In the United States, most soft drinks and similar beverages are sweetened with high-fructose corn syrup, which contains slightly more fructose than table sugar. According to some studies, pure fructose may not trigger the production of either insulin -- necessary for calorie processing -- or leptin, which is an important appetite regulator.
Recently, recommendations from both federal and international health experts have inspired top beverage distributors to stop providing non-diet sodas in certain schools and to restrict sales in areas where young children tend to purchase the drinks. However some studies suggest diet sodas' primary sweetener, aspartame, can cause seizures, brain tumors and even other health problems.

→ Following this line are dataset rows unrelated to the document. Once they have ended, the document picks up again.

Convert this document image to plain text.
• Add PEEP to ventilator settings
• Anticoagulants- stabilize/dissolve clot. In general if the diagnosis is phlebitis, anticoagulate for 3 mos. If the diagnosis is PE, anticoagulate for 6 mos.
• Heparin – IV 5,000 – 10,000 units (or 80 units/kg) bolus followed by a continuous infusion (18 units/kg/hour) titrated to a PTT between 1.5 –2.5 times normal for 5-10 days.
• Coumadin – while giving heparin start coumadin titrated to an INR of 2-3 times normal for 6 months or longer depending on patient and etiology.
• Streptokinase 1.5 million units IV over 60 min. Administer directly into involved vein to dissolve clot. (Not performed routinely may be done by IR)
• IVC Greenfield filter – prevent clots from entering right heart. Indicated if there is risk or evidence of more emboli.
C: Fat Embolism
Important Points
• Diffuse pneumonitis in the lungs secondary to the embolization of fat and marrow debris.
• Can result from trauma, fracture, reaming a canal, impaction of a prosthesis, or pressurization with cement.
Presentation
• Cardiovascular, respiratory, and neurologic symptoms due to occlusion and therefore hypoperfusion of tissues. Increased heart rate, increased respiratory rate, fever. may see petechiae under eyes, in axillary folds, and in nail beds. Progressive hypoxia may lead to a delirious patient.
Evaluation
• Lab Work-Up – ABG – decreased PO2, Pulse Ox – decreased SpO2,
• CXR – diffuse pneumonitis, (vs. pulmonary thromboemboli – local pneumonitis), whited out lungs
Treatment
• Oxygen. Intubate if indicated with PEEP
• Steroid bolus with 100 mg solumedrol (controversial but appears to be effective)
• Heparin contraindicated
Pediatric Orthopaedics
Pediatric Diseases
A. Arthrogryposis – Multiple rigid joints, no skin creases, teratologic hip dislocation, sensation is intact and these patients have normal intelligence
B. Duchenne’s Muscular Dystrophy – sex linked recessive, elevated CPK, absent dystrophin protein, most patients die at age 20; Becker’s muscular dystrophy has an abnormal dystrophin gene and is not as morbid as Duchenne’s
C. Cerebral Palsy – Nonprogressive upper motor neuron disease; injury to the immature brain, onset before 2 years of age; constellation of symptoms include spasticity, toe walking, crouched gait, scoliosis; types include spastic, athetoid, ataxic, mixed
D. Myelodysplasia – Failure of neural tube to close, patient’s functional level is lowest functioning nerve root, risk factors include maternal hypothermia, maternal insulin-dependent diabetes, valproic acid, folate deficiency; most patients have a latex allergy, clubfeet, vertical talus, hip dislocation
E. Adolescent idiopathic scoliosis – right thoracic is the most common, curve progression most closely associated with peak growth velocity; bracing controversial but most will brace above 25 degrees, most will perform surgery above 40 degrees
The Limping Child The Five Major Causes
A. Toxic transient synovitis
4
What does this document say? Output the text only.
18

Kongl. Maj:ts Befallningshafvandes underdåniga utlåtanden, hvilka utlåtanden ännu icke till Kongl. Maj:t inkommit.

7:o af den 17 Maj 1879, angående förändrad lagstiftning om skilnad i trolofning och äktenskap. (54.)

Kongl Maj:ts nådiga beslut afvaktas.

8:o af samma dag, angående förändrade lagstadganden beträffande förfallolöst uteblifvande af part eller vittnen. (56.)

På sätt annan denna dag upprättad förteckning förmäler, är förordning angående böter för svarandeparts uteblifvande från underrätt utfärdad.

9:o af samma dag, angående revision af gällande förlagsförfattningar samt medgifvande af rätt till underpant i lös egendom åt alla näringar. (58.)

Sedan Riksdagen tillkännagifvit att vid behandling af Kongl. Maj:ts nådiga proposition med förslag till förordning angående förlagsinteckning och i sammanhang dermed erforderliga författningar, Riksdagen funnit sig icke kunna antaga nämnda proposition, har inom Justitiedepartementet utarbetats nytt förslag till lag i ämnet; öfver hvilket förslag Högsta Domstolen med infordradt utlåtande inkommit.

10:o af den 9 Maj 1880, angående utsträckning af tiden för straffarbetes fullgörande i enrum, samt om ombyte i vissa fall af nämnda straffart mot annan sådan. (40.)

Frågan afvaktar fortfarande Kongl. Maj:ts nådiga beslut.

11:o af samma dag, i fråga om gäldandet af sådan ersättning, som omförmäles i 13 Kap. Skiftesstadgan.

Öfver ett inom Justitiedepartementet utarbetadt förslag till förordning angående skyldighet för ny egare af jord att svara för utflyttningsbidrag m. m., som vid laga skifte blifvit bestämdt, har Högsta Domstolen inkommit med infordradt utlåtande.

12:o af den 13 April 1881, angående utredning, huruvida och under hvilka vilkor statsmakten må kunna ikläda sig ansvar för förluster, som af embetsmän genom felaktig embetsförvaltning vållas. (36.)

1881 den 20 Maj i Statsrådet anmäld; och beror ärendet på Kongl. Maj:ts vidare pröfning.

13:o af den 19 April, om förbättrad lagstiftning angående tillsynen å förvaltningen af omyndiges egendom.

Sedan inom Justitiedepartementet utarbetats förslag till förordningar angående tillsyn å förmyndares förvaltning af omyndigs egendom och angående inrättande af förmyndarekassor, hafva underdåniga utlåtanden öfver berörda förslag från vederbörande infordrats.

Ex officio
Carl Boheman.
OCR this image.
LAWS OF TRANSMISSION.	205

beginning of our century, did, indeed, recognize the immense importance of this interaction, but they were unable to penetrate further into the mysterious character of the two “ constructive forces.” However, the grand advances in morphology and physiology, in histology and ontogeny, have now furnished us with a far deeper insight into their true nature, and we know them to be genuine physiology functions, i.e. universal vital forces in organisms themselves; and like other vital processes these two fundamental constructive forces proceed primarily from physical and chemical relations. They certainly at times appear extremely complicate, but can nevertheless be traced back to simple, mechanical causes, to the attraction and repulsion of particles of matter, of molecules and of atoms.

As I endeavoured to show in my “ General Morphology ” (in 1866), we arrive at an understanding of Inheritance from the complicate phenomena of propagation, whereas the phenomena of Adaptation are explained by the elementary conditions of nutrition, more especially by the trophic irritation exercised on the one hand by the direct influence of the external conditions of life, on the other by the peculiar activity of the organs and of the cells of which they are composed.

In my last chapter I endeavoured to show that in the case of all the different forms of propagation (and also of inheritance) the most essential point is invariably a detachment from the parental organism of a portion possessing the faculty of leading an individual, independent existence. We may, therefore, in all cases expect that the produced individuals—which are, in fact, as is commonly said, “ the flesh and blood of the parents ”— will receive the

Industry groups argue that not all of the studies have concluded that beverages and obesity are linked. The American Beverage Association released a statement saying the Harvard study had left out studies that would discount the link altogether.
"Blaming one specific product or ingredient as the root cause of obesity defies common sense," said ABA senior science consultant Richard Adamson in the statement. "Instead, there are many contributing factors, including regular physical activity."
The Grocery Manufacturers of America (GMA) has opposed the regulation of soft drink sales in states such as Texas, Oregon and California. The official GMA position is that a balance of physical exercise and nutrition is the only way to effectively combat obesity.
Director of the obesity program at Children's Hospital in Boston and soda restrictions supporter Dr. David Ludwig disagrees, saying that studying the link between beverage drinking and obesity is akin to "documenting the force of gravity."
"There's an overwhelmingly strong case to be made for a causal relationship," he said.
"The soft drink industry will always discount the link between their products and obesity," added Mike Adams, a consumer health advocate. "It's in their interests to make people second guess the enormous amount of scientific evidence demonstrating that sugary beverages do, indeed, contribute strongly to both obesity and diabetes."